Auteur du culte « Le Petit Lulu », roman graphique autobiographique, Hugues Barthe agrémente « Hugo est gay, Dans la peau d’un jeune homo », paru en 2006, d’un nouveau personnage venu de 2021. Par ce biais, il réactualise son ouvrage daté, mais encore nécessaire.

Hugo est un collégien des années 2000 qui essaie de se convaincre qu’il n’est pas homo. En proie aux doutes, il ne sait vers qui se tourner, jusqu’au jour où un jeune adolescent venu de 2021 l’aide à comprendre son orientation sexuelle. Nous sommes allés à la rencontre de Hugues Barthe pour parler de cette nouvelle édition, de l’accueil du livre à l’heure des réseaux sociaux, du choix de la fiction et du petit Lulu.
Pourquoi avoir voulu rééditer « Hugo est gay, Dans la peau d’un jeune homo » dont l’action initiale se passe en 2000 ?
Hugues Barthe : « Je me suis rendu compte que la première version était déjà complètement datée et dépassée. Les mœurs ont vraiment évolué très vite depuis 2006. Les jeunes, homo ou hétéro, sont nettement plus à l’aise sur le sujet. A l’époque, homosexualité était nettement plus cachée, il y avait peu de séries ou de films qui abordaient le sujet. Dans le récit initial, j’ai rajouté un nouveau personnage qui vient de futur, un homo des années 2021. J’ai voulu me replonger dans cet album aussi parce que graphiquement certains éléments ne me plaisaient plus. Cette nouvelle version a donc été l’occasion de redessiner des pages ou des cases, mais je n’ai pas touché aux dialogues ».
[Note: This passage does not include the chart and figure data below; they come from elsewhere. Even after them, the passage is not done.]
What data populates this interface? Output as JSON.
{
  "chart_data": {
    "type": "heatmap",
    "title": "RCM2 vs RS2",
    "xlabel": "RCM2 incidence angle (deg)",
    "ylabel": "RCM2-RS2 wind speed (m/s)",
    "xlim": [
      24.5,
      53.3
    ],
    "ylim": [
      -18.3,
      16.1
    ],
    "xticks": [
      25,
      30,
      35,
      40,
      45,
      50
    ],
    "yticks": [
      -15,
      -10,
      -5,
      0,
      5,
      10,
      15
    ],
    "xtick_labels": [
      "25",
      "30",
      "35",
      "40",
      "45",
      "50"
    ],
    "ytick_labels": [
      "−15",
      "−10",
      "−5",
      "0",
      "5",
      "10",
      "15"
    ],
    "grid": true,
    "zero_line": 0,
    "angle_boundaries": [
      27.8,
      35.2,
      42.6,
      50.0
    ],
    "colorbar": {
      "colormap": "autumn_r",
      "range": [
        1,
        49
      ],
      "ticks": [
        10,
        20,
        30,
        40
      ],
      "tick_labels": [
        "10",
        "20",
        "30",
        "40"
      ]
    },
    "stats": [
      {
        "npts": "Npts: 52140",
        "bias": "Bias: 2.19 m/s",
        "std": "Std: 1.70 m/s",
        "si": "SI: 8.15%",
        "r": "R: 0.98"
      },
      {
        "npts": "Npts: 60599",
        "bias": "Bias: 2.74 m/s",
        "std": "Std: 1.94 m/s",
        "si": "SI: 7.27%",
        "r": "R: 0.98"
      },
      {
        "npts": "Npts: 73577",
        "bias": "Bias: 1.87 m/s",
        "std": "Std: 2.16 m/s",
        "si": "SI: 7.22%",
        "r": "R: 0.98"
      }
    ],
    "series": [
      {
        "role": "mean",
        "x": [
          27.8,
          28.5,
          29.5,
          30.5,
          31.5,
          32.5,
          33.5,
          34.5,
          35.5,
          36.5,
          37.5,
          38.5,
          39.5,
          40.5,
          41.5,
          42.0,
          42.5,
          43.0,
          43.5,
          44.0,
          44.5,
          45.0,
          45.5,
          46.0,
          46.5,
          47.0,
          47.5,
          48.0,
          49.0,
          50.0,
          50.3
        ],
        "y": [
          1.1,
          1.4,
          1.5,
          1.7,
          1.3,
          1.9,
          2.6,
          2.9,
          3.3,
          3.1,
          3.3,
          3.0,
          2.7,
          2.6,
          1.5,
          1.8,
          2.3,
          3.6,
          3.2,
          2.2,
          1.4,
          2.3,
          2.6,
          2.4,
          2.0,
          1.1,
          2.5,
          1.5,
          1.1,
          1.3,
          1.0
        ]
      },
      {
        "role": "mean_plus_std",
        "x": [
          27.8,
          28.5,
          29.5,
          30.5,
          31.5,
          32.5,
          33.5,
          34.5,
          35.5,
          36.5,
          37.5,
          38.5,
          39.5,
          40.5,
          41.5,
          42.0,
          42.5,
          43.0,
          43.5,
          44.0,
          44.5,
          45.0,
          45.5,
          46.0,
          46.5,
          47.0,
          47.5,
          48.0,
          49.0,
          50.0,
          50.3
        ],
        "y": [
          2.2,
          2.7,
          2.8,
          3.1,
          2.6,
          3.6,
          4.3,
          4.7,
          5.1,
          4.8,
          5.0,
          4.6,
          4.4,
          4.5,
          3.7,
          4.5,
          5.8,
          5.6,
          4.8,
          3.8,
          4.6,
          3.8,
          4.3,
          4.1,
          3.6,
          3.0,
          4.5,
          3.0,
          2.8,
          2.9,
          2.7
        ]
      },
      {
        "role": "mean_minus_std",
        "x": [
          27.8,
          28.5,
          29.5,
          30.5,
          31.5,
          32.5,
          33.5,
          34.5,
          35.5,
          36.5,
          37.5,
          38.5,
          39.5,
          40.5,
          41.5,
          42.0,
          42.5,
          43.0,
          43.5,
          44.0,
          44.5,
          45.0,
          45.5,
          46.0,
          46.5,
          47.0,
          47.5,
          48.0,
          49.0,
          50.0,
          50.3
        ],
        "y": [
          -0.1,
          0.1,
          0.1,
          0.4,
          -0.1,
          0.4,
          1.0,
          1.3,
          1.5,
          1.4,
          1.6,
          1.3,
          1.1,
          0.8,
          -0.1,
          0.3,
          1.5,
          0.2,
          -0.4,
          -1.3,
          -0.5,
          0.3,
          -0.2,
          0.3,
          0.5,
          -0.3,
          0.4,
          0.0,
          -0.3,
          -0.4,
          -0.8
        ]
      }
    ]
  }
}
Vous avez déjà abordé votre homosexualité dans « Le Petit Lulu », pourquoi avoir choisi la fiction pour « Hugo est gay » ?
Hugues Barthe : « Pour « Hugo est gay », j’ai choisi la fiction, mais l’autobiographie ne me fait pas peur. J’ai publié trois romans graphiques autobiographiques, « Le Petit Lulu » qui parlait déjà d’homosexualité. C’était le livre des trois premières fois : le premier travail, la première mort, celle de ma mère, et la première passion érotique, le petit Lulu donc ! J’y racontais l’année de mes 25 ans. « L’été 79 » et « L’automne 79 » sont aussi deux ouvrages totalement autobiographiques consacrés à mes 14 ans. J’y parlais de mon père qui était alcoolique et violent, un tout autre sujet. J’aime me consacrer à l’autobiographie quand le sujet est dérangeant, même pour moi. Je pense qu’un livre autobiographique est bon à partir du moment où je ne pourrai pas le donner à lire à ma mère, même si elle est décédée. Pour écrire la première version de « Hugo est gay », j’ai demandé à plusieurs personnes de me raconter leur coming out. J’ai recueilli plein d’anecdotes à partir desquelles j’ai créé un personnage. Toutes les petites histoires que je raconte sont vrais. Pour Augustin, le nouveau personnage venu de 2021, je me suis inspiré des jeunes que je côtoie. J’anime plusieurs ateliers d’écriture et certains jeunes ont voulu travailler sur leur coming out ou leur homosexualité, alors qu’ils avaient 14 ans. J’ai été étonné par leur facilité à aborder le sujet. Il y a 15 ans, ce n’était pas le cas. Je m’en suis inspiré. « Hugo est gay » est finalement un voyage dans le temps, on y trouve 3 personnages homo de différentes époques : le jeune de 2021, Hugo de 2000 et aussi un inverti des années 50. Plusieurs générations de gay y sont représentées ».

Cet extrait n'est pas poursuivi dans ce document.